Update 10/17/08: The state of Oklahoma has filed similar claims in the Massachusetts court.
9th Circuit Affirms State Law Antitrust Violation
The U.S. Court of Appeals for the Nineth Circuit recently upheld a verdict finding that a coupon printer’s right-of-first-refusal contracts constituted unlawful exclusive dealing under the Cartwright Act, California’s antitrust law. The court also upheld, however, the lower courts refusal to impose an injunction permanently banning right-of-first-refusal contracts on the ground that they can be pro-competitive.
Update: The court has denied en banc review.
EC Fines Banana Producers
The European Commission has fined banana suppliers €60.3m for coordinated the setting of their quotation prices between 2000 and 2002.

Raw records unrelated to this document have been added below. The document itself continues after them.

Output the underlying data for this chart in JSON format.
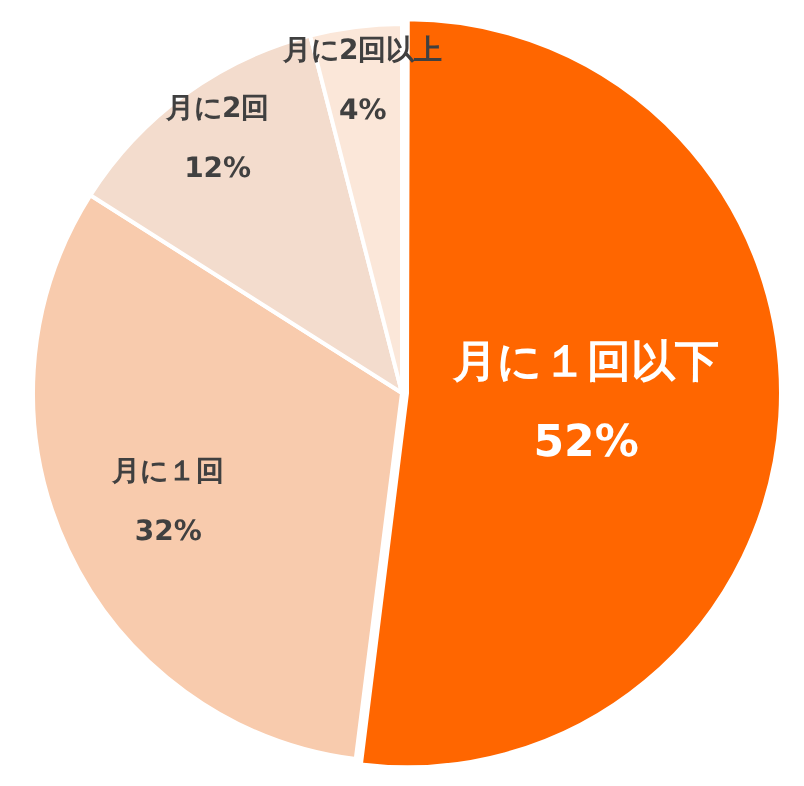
{
  "chart_data": {
    "type": "pie",
    "categories": [
      "月に１回以下",
      "月に１回",
      "月に2回",
      "月に2回以上"
    ],
    "values": [
      52,
      32,
      12,
      4
    ],
    "value_labels": [
      "52%",
      "32%",
      "12%",
      "4%"
    ],
    "colors": [
      "#ff6600",
      "#f8cbad",
      "#f3dccd",
      "#fbe7d9"
    ],
    "legend": false
  }
}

MasterCard Fees Again Under Investigation in Europe
The European Commission is investing whether MasterCard’s recently announced “scheme fees” are an improper attempt to circumvent the Commission’s recent decision that MasterCard’s cross-border interchange fees were anticompetitive. MasterCard discontinued cross-border interchange fees in June, pending discussion of an acceptable alternative.
Court Denies NHL Motion to Dismiss Based on Single Entity Defense
Madison Square Garden has sued the National Hockey League, arguing that the league anticompetitively restrains competition among the teams in ways that are not necessary to the joint venture. Most relevant to the case is MSG’s claim that the league has anticompetitively forced all of the teams to use a standardized website. The NHL moved to dismiss on the ground that it is a single entity, incapably of conspiring. Southern District of NY Judge Loretta Preska denied the motion with respect to new media. Given the recent Seventh Circuit decision holding that the NFL is a single entity for the purposes of selling loge caps, this should be an interesting case to follow.